W piątek jeszcze lało (dobrze, że nie ...😉), w sobotę było takse, a w niedzielę to już prawie lato.
Tylko szkoda, że mniszek zaraz zakwitnie i gorzki będzie.
Konwalie prawie, że już kwitną, dzikie wiśnie, uwielbiane przez szpaki (a może to są kosy??) już prawie przekwitają.
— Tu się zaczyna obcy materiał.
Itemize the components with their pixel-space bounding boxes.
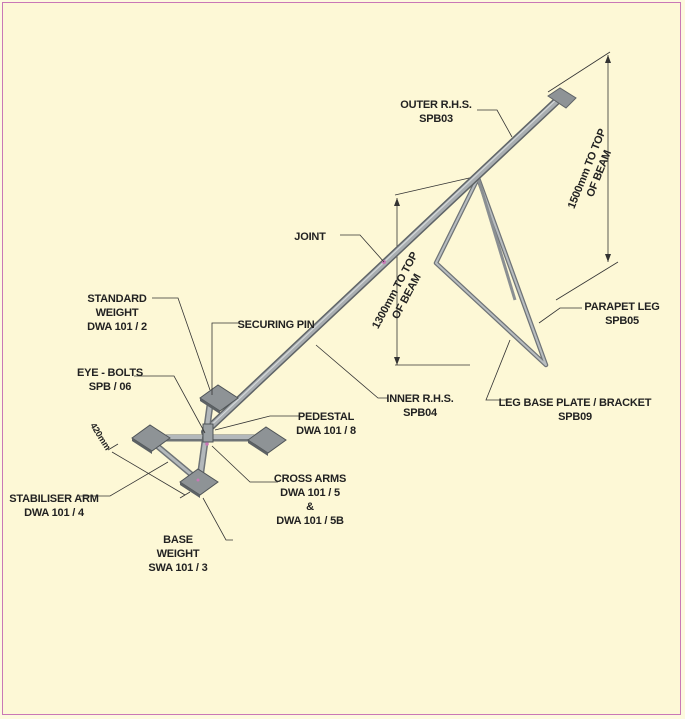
leader-pedestal xyxy=(214,415,300,431)
label-standard-weight-line3: DWA 101 / 2 xyxy=(87,321,147,333)
label-leg-base-plate-line2: SPB09 xyxy=(558,411,592,423)
label-eye-bolts-line2: SPB / 06 xyxy=(89,381,132,393)
label-base-weight-line3: SWA 101 / 3 xyxy=(148,562,207,574)
leader-leg-base-plate xyxy=(485,339,511,401)
label-cross-arms-line1: CROSS ARMS xyxy=(274,473,346,485)
leader-cross-arms xyxy=(211,445,278,483)
parapet-leg-outline xyxy=(433,177,549,368)
base-weight-edge xyxy=(180,482,200,498)
label-pedestal-line2: DWA 101 / 8 xyxy=(296,425,356,437)
dim-1300-arrow-down xyxy=(394,357,400,365)
parapet-leg-highlight xyxy=(435,177,547,366)
standard-weight-edge xyxy=(200,398,220,414)
dim-ext-line-top xyxy=(547,51,611,93)
stabiliser-plate xyxy=(131,424,171,452)
leader-parapet-leg xyxy=(538,307,582,324)
label-stabiliser-arm-line2: DWA 101 / 4 xyxy=(24,507,85,519)
leader-joint xyxy=(340,234,385,263)
label-cross-arms-line4: DWA 101 / 5B xyxy=(276,515,344,527)
label-standard-weight-line1: STANDARD xyxy=(87,293,147,305)
dim-small-tick-a xyxy=(107,443,119,451)
cross-arm-plate xyxy=(247,426,287,454)
label-cross-arms-line3: & xyxy=(306,501,314,513)
base-weight-plate xyxy=(179,468,219,496)
label-parapet-leg-line2: SPB05 xyxy=(605,315,639,327)
beam-end-cap xyxy=(547,87,577,109)
label-inner-rhs-line1: INNER R.H.S. xyxy=(386,393,453,405)
dim-1300-ext-top xyxy=(394,175,479,196)
labels: OUTER R.H.S. SPB03 JOINT STANDARD WEIGHT… xyxy=(9,99,660,574)
beam-body xyxy=(202,95,563,435)
label-standard-weight-line2: WEIGHT xyxy=(96,307,139,319)
label-inner-rhs-line2: SPB04 xyxy=(403,407,438,419)
label-cross-arms-line2: DWA 101 / 5 xyxy=(280,487,340,499)
label-base-weight-line1: BASE xyxy=(163,534,193,546)
label-leg-base-plate-line1: LEG BASE PLATE / BRACKET xyxy=(499,397,652,409)
label-parapet-leg-line1: PARAPET LEG xyxy=(584,301,659,313)
parapet-leg xyxy=(433,177,549,368)
leader-inner-rhs xyxy=(315,344,388,399)
label-outer-rhs-line2: SPB03 xyxy=(419,113,453,125)
leader-eye-bolts xyxy=(134,375,206,434)
base-assembly xyxy=(131,384,287,498)
dimension-1300: 1300mm TO TOP OF BEAM xyxy=(370,175,479,366)
dim-small-text: 420mm xyxy=(88,421,112,452)
dim-arrow-up xyxy=(605,55,611,63)
main-beam xyxy=(201,87,577,436)
label-pedestal-line1: PEDESTAL xyxy=(298,411,355,423)
dim-1300-arrow-up xyxy=(394,198,400,206)
pedestal xyxy=(202,423,214,443)
leader-stabiliser-arm xyxy=(80,461,169,497)
leader-lines xyxy=(80,109,582,541)
base-marker xyxy=(196,478,200,482)
stabiliser-plate-edge xyxy=(132,438,152,454)
leader-standard-weight xyxy=(152,297,211,391)
label-eye-bolts-line1: EYE - BOLTS xyxy=(77,367,143,379)
dim-arrow-down xyxy=(605,254,611,262)
label-stabiliser-arm-line1: STABILISER ARM xyxy=(9,493,99,505)
label-base-weight-line2: WEIGHT xyxy=(157,548,200,560)
label-joint: JOINT xyxy=(294,231,326,243)
parapet-leg-brace xyxy=(476,177,517,301)
cross-arm-plate-edge xyxy=(248,440,268,456)
pedestal-marker xyxy=(205,442,209,446)
label-securing-pin: SECURING PIN xyxy=(237,319,314,331)
dim-small-tick-b xyxy=(179,491,191,499)
leader-securing-pin xyxy=(211,322,238,395)
label-outer-rhs-line1: OUTER R.H.S. xyxy=(400,99,472,111)
leader-outer-rhs xyxy=(477,109,513,138)
leader-base-weight xyxy=(202,497,233,541)
dim-ext-line-bottom xyxy=(555,261,619,301)
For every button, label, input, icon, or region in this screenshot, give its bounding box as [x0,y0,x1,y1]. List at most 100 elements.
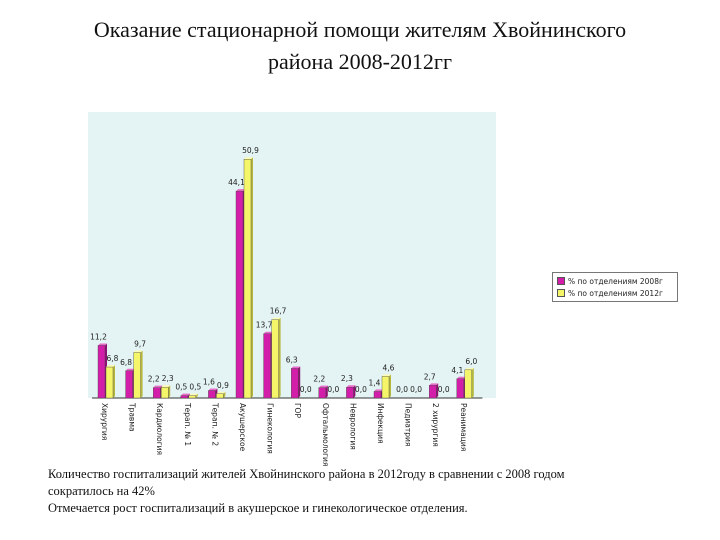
data-label-2008-10: 1,4 [369,378,381,387]
data-label-2008-4: 1,6 [203,377,215,386]
bar-2008-3 [180,395,189,399]
bar-2008-13 [456,378,464,399]
bar-2008-10 [373,391,382,399]
data-label-2008-6: 13,7 [256,321,273,330]
data-label-2012-11: 0,0 [410,385,422,394]
bar-top-2012-4 [216,391,226,394]
bar-2012-0 [105,366,114,399]
bar-2012-5 [243,159,252,399]
category-label-5: Акушерское [238,403,247,452]
page-title-line-2: района 2008-2012гг [268,49,452,74]
data-label-2012-7: 0,0 [300,385,312,394]
data-label-2008-0: 11,2 [90,332,107,341]
bar-2008-8 [318,387,326,399]
bar-2012-10 [381,376,390,399]
data-label-2008-12: 2,7 [424,372,436,381]
data-label-2012-9: 0,0 [355,385,367,394]
bar-side-2012-2 [168,385,171,398]
data-label-2012-13: 6,0 [465,357,477,366]
category-label-13: Реанимация [459,403,468,451]
data-label-2012-3: 0,5 [189,383,201,392]
category-label-2: Кардиология [155,403,164,455]
page-title-line-1: Оказание стационарной помощи жителям Хво… [93,17,627,42]
caption-line-1: Количество госпитализаций жителей Хвойни… [48,467,565,481]
data-label-2012-0: 6,8 [107,354,119,363]
bar-side-2012-5 [251,157,253,398]
bar-2008-1 [125,370,133,399]
category-label-0: Хирургия [100,403,109,440]
data-label-2008-13: 4,1 [451,366,463,375]
bar-2012-2 [160,387,169,399]
category-label-6: Гинекология [266,403,275,454]
bar-2008-7 [291,368,299,399]
bar-side-2008-8 [325,385,328,398]
bar-2008-4 [208,390,216,399]
bar-top-2008-8 [318,385,328,388]
data-label-2012-2: 2,3 [162,374,174,383]
bar-top-2012-1 [133,350,143,353]
category-label-4: Терап. № 2 [210,402,219,446]
data-label-2008-5: 44,1 [228,178,245,187]
bar-2008-9 [346,387,354,399]
data-label-2008-11: 0,0 [396,385,408,394]
bar-2012-1 [133,352,141,399]
plot-area [88,112,496,398]
category-label-11: Педиатрия [404,403,413,446]
bar-top-2008-0 [98,343,107,346]
bar-top-2008-7 [291,366,301,369]
bar-2008-12 [429,385,437,399]
data-label-2012-8: 0,0 [327,385,339,394]
chart-legend: % по отделениям 2008г % по отделениям 20… [552,272,678,302]
bar-top-2008-10 [374,389,383,392]
bar-side-2012-1 [140,350,143,398]
legend-swatch-2008 [557,277,565,285]
data-label-2012-4: 0,9 [217,381,229,390]
bar-top-2012-0 [106,365,115,368]
bar-side-2008-7 [298,366,301,398]
page-title: Оказание стационарной помощи жителям Хво… [40,14,680,78]
bar-2012-13 [464,369,472,399]
bar-top-2012-5 [244,157,253,160]
legend-label-2008: % по отделениям 2008г [568,276,663,286]
legend-label-2012: % по отделениям 2012г [568,288,663,298]
legend-item-2008: % по отделениям 2008г [557,275,673,287]
bar-side-2012-13 [471,367,474,398]
legend-swatch-2012 [557,289,565,297]
data-label-2012-6: 16,7 [270,307,287,316]
bar-side-2012-6 [278,317,281,398]
bar-top-2008-1 [125,368,135,371]
bar-2008-5 [235,190,244,399]
caption-line-2: сократилось на 42% [48,484,155,498]
caption-text: Количество госпитализаций жителей Хвойни… [48,466,678,517]
bar-top-2008-12 [429,383,439,386]
bar-side-2012-0 [113,365,115,398]
data-label-2008-1: 6,8 [120,358,132,367]
data-label-2008-9: 2,3 [341,374,353,383]
category-label-10: Инфекция [376,403,385,444]
bar-side-2008-12 [436,383,439,398]
bar-top-2012-6 [271,317,281,320]
bar-top-2008-3 [180,393,190,396]
data-label-2012-12: 0,0 [438,385,450,394]
bar-2012-3 [188,395,197,399]
bar-top-2008-13 [456,376,466,379]
data-label-2012-10: 4,6 [383,363,395,372]
bar-top-2008-2 [153,385,163,388]
category-label-1: Травма [128,402,137,432]
bar-side-2012-4 [223,391,226,398]
bar-side-2012-10 [389,374,391,398]
bar-top-2008-5 [236,189,245,192]
bar-2012-6 [271,319,279,399]
bar-top-2008-4 [208,388,218,391]
data-label-2012-5: 50,9 [242,146,259,155]
data-label-2008-7: 6,3 [286,355,298,364]
category-label-7: ГОР [293,403,302,418]
caption-line-3: Отмечается рост госпитализаций в акушерс… [48,501,468,515]
data-label-2008-3: 0,5 [175,383,187,392]
bar-2008-0 [97,345,106,399]
bar-2008-2 [152,387,161,399]
category-label-8: Офтальмология [321,403,330,466]
category-label-12: 2 хирургия [431,403,440,447]
data-label-2008-2: 2,2 [148,375,160,384]
bar-top-2012-3 [188,393,198,396]
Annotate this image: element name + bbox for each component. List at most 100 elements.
Prawie 100 km nakręcone i codziennie był trening funkcjonalny = zbieranie i ciąganie drzewa, po to żeby je spalić w ognisku. I sadzenie winogron i dereni. Ale to ja pomocnikiem tylko jestem, S. tu tyra..
tara55
14 czerwca 2021, 12:24Mnie w tym roku kwiaty mniszka ominęły, bo wyjechałam. Czy codziennie jesz listki mniszka jak króliczek.? Czy jest jakaś norma w ich zjadaniu.? :-)
diuna84
12 maja 2021, 14:05marzy mi się ognisko :) super
sachel
10 maja 2021, 09:05Cudowne ujęcie, taka jesteś radosna i szczęśliwa :). U mnie dopiero w niedzielę po południu zrobiło się ciepło, ale wiało jak na Uralu. Byliśmy na wycieczce rowerowej - powrót pod wiatr był dla córcianki nie lada wyczynem :)
zlotonaniebie
10 maja 2021, 07:14U mnie mniszki w pełnym rozkwicie i takie maleńkie stokrotki, białe i czerwone. Wiśnie przekwitły i jeszcze parę takich innych. Zawsze w ten czas tak jakoś smutno mi się robi, bo to znaczy, że coś mija, a następny raz dopiero za rok. Wiem, to głupie, ale ten upływ czasu jakoś tak mnie boli:) Ty jak zwykle w pięknym uśmiechu i radości ducha. Widać, ze dobrze Ci tam, że to Twój dobry czas:))
beaataa
10 maja 2021, 07:16mnie też boli i każdą minutę staram się doceniać
Ajcila2106
9 maja 2021, 23:33He he...smacznego;) Mam nadzieję, że choć oliwą skropiłaś;)
beaataa
10 maja 2021, 07:15ziołami posypałam
Ajcila2106
10 maja 2021, 13:15:)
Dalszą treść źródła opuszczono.